Peter se rió atronadoramente, sin perjuicio alguno.
- Ese Guardián de la Manzana "Podrida" más vale que se ocupara de otros menesteres. Con un par de puñetazos y patadas lo hemos dejado KO en el suelo.
- ¡Pues quitaros de en medio ahora, ignorantes, si no queréis acabar tragados por el ser verdoso que nos persigue! ¡Aquél no entiende de patadas ni puñetazos! –gritó Xinerva, nerviosa como una rama.
La risa de Peter se desmayó al momento.
- ¿De qué demonios habláis? –preguntó incrédulo, mirando hacia el pasillo.
Henry y los demás también hicieron lo propio y se sorprendieron al ver despejado todo el corredor. El ser cristalino había desaparecido, ¿o no?
- Juro que lo hemos visto… -empezó a balbucear Versher.
- ¡Vosotros no veís ni un hipogrifo a dos metros de vuestras narices! –dijo su hermano-. Versher, esta vez te la has ganado. Sabes que está prohibido meter alumnos de otras casas a tu "antro". Dumbledore será puesto al tanto de todo esto.
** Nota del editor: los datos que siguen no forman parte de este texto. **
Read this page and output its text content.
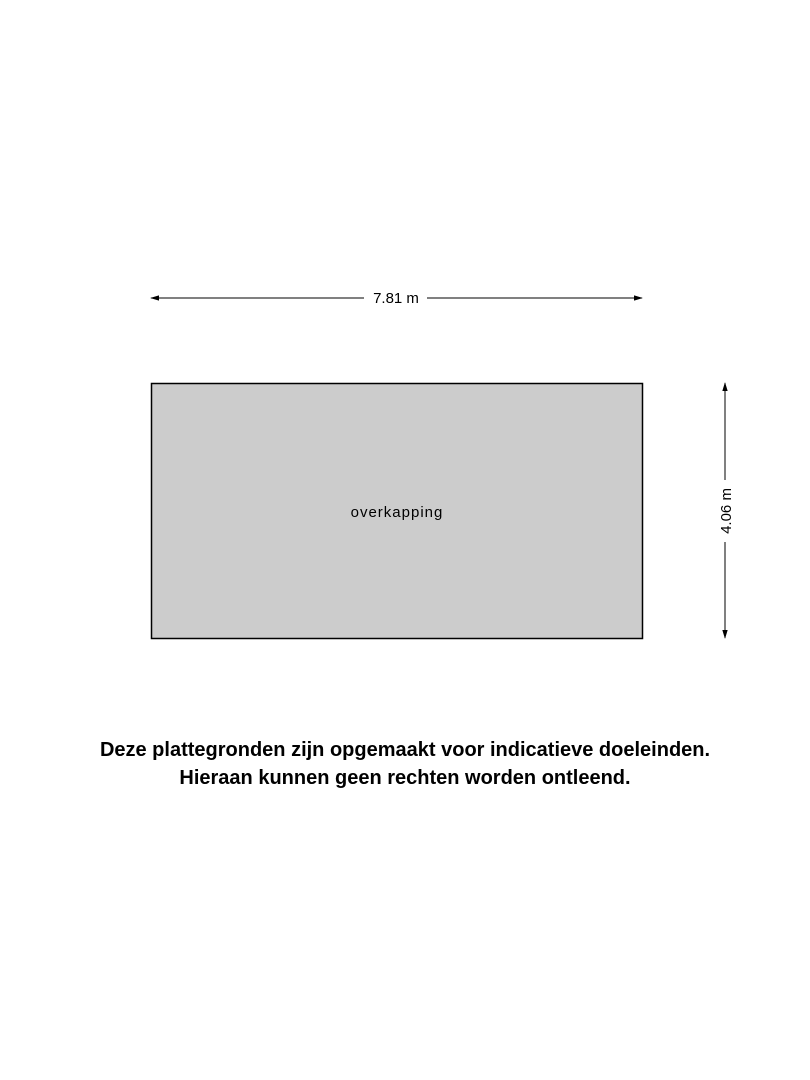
7.81 m
overkapping	4.06 m
Deze plattegronden zijn opgemaakt voor indicatieve doeleinden.
Hieraan kunnen geen rechten worden ontleend.
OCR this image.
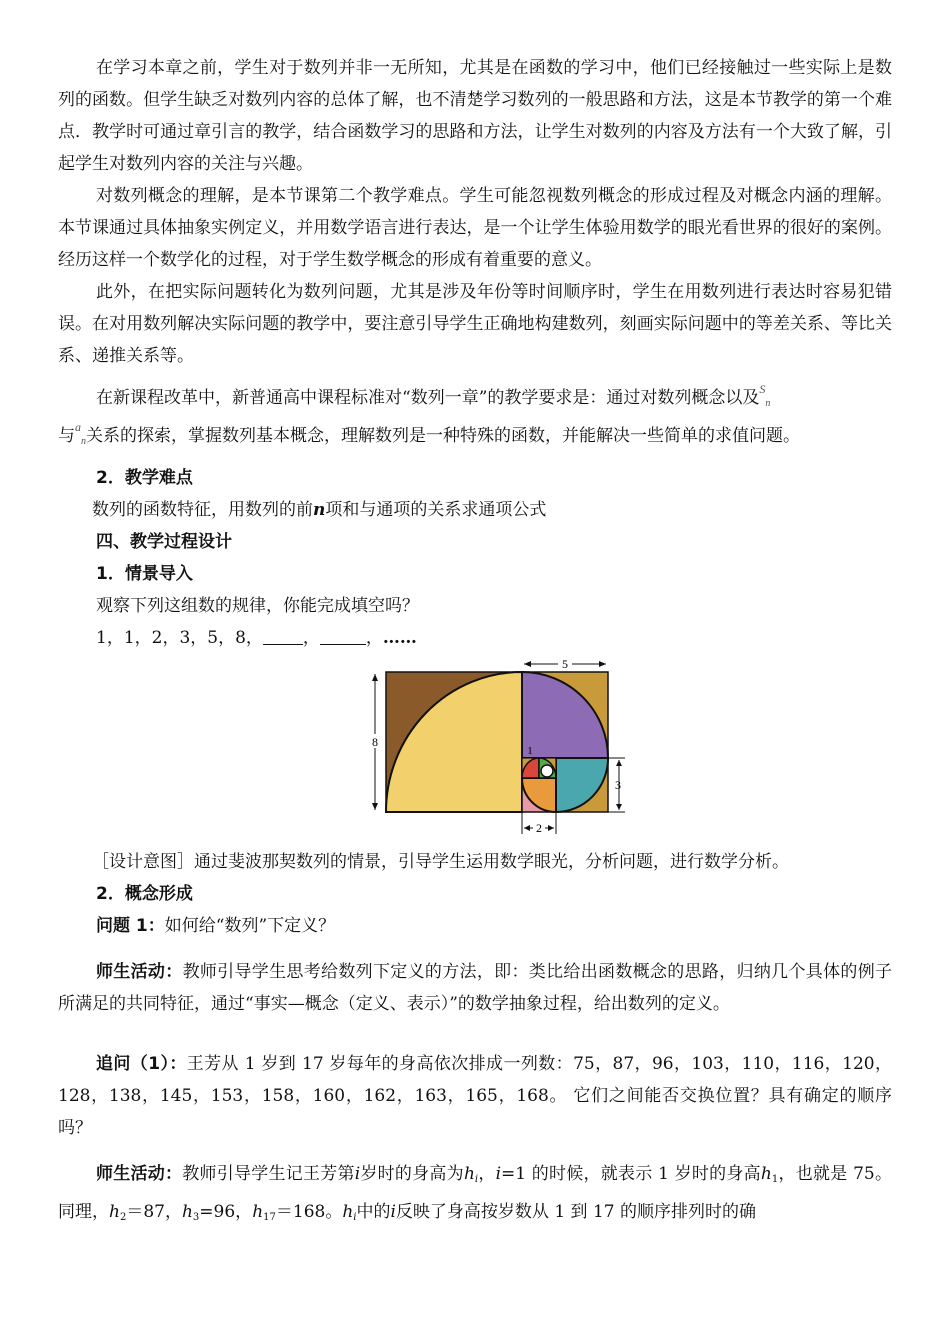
在学习本章之前，学生对于数列并非一无所知，尤其是在函数的学习中，他们已经接触过一些实际上是数列的函数。但学生缺乏对数列内容的总体了解，也不清楚学习数列的一般思路和方法，这是本节教学的第一个难点．教学时可通过章引言的教学，结合函数学习的思路和方法，让学生对数列的内容及方法有一个大致了解，引起学生对数列内容的关注与兴趣。

对数列概念的理解，是本节课第二个教学难点。学生可能忽视数列概念的形成过程及对概念内涵的理解。本节课通过具体抽象实例定义，并用数学语言进行表达，是一个让学生体验用数学的眼光看世界的很好的案例。经历这样一个数学化的过程，对于学生数学概念的形成有着重要的意义。

此外，在把实际问题转化为数列问题，尤其是涉及年份等时间顺序时，学生在用数列进行表达时容易犯错误。在对用数列解决实际问题的教学中，要注意引导学生正确地构建数列，刻画实际问题中的等差关系、等比关系、递推关系等。

在新课程改革中，新普通高中课程标准对“数列一章”的教学要求是：通过对数列概念以及$^S_n$
与$^a_n$关系的探索，掌握数列基本概念，理解数列是一种特殊的函数，并能解决一些简单的求值问题。

2．教学难点

数列的函数特征，用数列的前n项和与通项的关系求通项公式

四、教学过程设计

1．情景导入

观察下列这组数的规律，你能完成填空吗？

1，1，2，3，5，8， ，	，……

5
8
1
3
2

［设计意图］通过斐波那契数列的情景，引导学生运用数学眼光，分析问题，进行数学分析。

2．概念形成

问题 1：如何给“数列”下定义？

师生活动：教师引导学生思考给数列下定义的方法，即：类比给出函数概念的思路，归纳几个具体的例子所满足的共同特征，通过“事实—概念（定义、表示）”的数学抽象过程，给出数列的定义。

追问（1）：王芳从 1 岁到 17 岁每年的身高依次排成一列数：75，87，96，103，110，116，120，128，138，145，153，158，160，162，163，165，168。 它们之间能否交换位置？具有确定的顺序吗？

师生活动：教师引导学生记王芳第i岁时的身高为$h_i$，i=1 的时候，就表示 1 岁时的身高$h_1$，也就是 75。同理，$h_2=87$，$h_3=96$，$h_{17}=168$。$h_i$中的i反映了身高按岁数从 1 到 17 的顺序排列时的确
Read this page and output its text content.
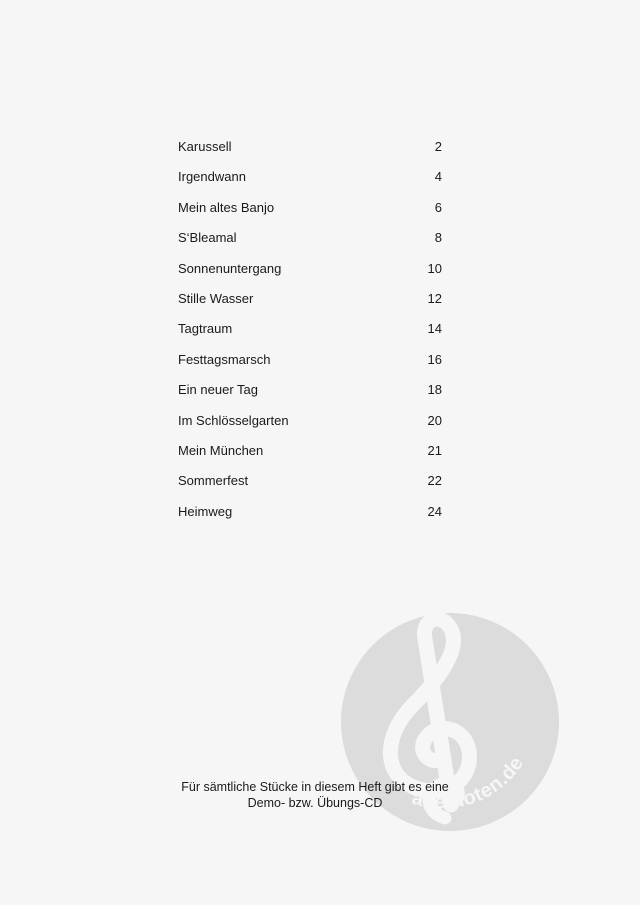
Karussell	2
Irgendwann	4
Mein altes Banjo	6
S‘Bleamal	8
Sonnenuntergang	10
Stille Wasser	12
Tagtraum	14
Festtagsmarsch	16
Ein neuer Tag	18
Im Schlösselgarten	20
Mein München	21
Sommerfest	22
Heimweg	24
alle-noten.de
Für sämtliche Stücke in diesem Heft gibt es eine
Demo- bzw. Übungs-CD
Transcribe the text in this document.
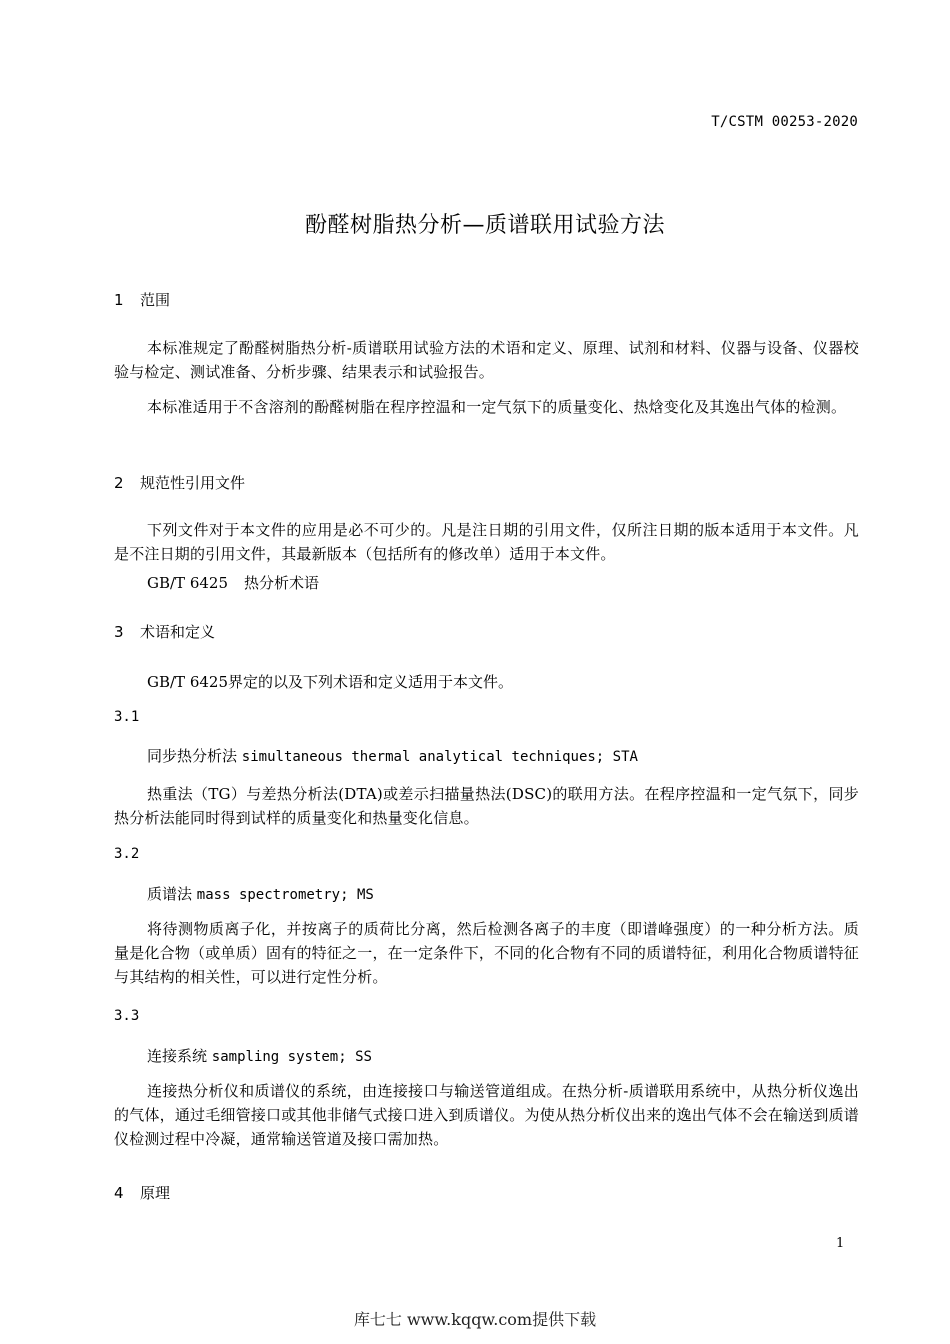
T/CSTM 00253-2020
酚醛树脂热分析—质谱联用试验方法
1 范围
本标准规定了酚醛树脂热分析-质谱联用试验方法的术语和定义、原理、试剂和材料、仪器与设备、仪器校验与检定、测试准备、分析步骤、结果表示和试验报告。
本标准适用于不含溶剂的酚醛树脂在程序控温和一定气氛下的质量变化、热焓变化及其逸出气体的检测。
2 规范性引用文件
下列文件对于本文件的应用是必不可少的。凡是注日期的引用文件，仅所注日期的版本适用于本文件。凡是不注日期的引用文件，其最新版本（包括所有的修改单）适用于本文件。
GB/T 6425 热分析术语
3 术语和定义
GB/T 6425界定的以及下列术语和定义适用于本文件。
3.1
同步热分析法 simultaneous thermal analytical techniques; STA
热重法（TG）与差热分析法(DTA)或差示扫描量热法(DSC)的联用方法。在程序控温和一定气氛下，同步热分析法能同时得到试样的质量变化和热量变化信息。
3.2
质谱法 mass spectrometry; MS
将待测物质离子化，并按离子的质荷比分离，然后检测各离子的丰度（即谱峰强度）的一种分析方法。质量是化合物（或单质）固有的特征之一，在一定条件下，不同的化合物有不同的质谱特征，利用化合物质谱特征与其结构的相关性，可以进行定性分析。
3.3
连接系统 sampling system; SS
连接热分析仪和质谱仪的系统，由连接接口与输送管道组成。在热分析-质谱联用系统中，从热分析仪逸出的气体，通过毛细管接口或其他非储气式接口进入到质谱仪。为使从热分析仪出来的逸出气体不会在输送到质谱仪检测过程中冷凝，通常输送管道及接口需加热。
4 原理
1
库七七 www.kqqw.com提供下载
- ¿Y tú dónde te crees que te encuentras, imbécil? ¡Sois unos asquerosos slytherins!
Los amigos de Peter se reían locamente. Pero sus risas se apagaron al momento. Como una ráfaga de viento, helando sus contornos, el ser cristalino verdoso hizo su presencia por la pared que tenían a la izquierda, pararelo a los dos amigos de Peter. No pudieron reprimir sus intenciones. Los dos muchachos de Slytherin se introdujeron en la masa medio trasparente que, una vez cometido sus fechorías, desapareció por la otra pared.